Filipe Martins

Está tudo ardido – Filipe Martins

E a natureza? Recuperemos os equilíbrios e os ecossistemas que a natureza fará o resto. Chamem-lhe renaturalização, rebravamento ou rewilding, mas deixem-na fazer o que fez maravilhosamente durante 500 milhões de anos.

Há vários anos que a intelligentsia nacional repete o famoso mantra: a floresta arde porque o interior está despovoado. Além de empregar “floresta” e “interior” em sentido muito lato, essa afirmação parece alheia ao facto de que os distritos com mais ignições estão entre os mais populosos, incorrendo assim numa tropelia lógica que é non sequitur tão gordinho e roliço que nem capão de Freamunde.

Vamos a números: só o populoso distrito do Porto arrecada 25% do total de ignições (teve 2428 incêndios em 2020 contra 241 no despovoado distrito de Bragança, por exemplo). Tem a segunda densidade populacional mais alta do país, com 746 habitantes por km2, perdendo apenas para a muito mais citadina Lisboa.

Este distrito é uma malha urbana com epicentro na Área Metropolitana do Porto e que irradia para o resto do território (e parte do dos vizinhos), variando entre o semi-urbano e o semi-rural. É a dispersão da população, numerosa mas salpicada por todo o lado, e a consequente pouca vegetação contígua, que fazem do distrito campeão nas ignições mas medíocre na área total ardida.
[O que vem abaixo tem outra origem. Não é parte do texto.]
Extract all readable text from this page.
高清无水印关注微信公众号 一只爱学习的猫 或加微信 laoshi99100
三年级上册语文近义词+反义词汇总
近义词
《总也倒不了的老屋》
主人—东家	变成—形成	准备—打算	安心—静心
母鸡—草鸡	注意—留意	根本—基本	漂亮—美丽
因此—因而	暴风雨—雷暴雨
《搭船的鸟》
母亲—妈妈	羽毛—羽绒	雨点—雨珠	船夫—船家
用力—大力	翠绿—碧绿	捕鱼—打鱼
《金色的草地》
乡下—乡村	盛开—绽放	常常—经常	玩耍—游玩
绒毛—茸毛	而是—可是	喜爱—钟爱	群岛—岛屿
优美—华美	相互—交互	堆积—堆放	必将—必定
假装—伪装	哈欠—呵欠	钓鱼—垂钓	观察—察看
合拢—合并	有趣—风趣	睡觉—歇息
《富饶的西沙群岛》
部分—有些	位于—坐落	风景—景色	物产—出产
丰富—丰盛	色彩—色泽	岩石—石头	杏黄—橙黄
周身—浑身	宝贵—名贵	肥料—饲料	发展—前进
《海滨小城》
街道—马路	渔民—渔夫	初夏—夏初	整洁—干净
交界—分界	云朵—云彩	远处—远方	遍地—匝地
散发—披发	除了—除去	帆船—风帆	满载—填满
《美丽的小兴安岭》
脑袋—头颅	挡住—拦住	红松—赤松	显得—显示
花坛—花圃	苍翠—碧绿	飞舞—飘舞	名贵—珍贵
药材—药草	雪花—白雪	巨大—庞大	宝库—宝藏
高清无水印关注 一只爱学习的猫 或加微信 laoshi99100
Mas vejamos os sedutores equívocos que ofuscam a singeleza dos números e da lógica.

“O mundo rural é harmonioso”

8h30 da manhã: José, monda que monda desde que sol é sol, apoia o braço escarmentado na enxada enquanto limpa o suor da fronte. A nuca rubra e o semblante de homem honrado são a sua cédula. À porta do humilde mas asseado tugúrio, Hermenegilda sacode os tapetes ruçados enquanto lê a carranca ao tempo. De pronto ordena ternamente à prole que vá brincar para o terreiro. As vozes apressadas e indecisas de oito criancinhas, todas espaçadas na idade em pouco mais de um ano, misturam-se e confundem-se com o chilrear dos passarinhos, como que exultando a perfeita união entre o Humano e as outras criações, que cada qual à sua maneira do duro chão arranca o seu sustento.

Ou…

Os campos estão abandonados porque a agricultura de subsistência não é nem nunca foi vida de sonho para ninguém, e os tugúrios foram substituídos […]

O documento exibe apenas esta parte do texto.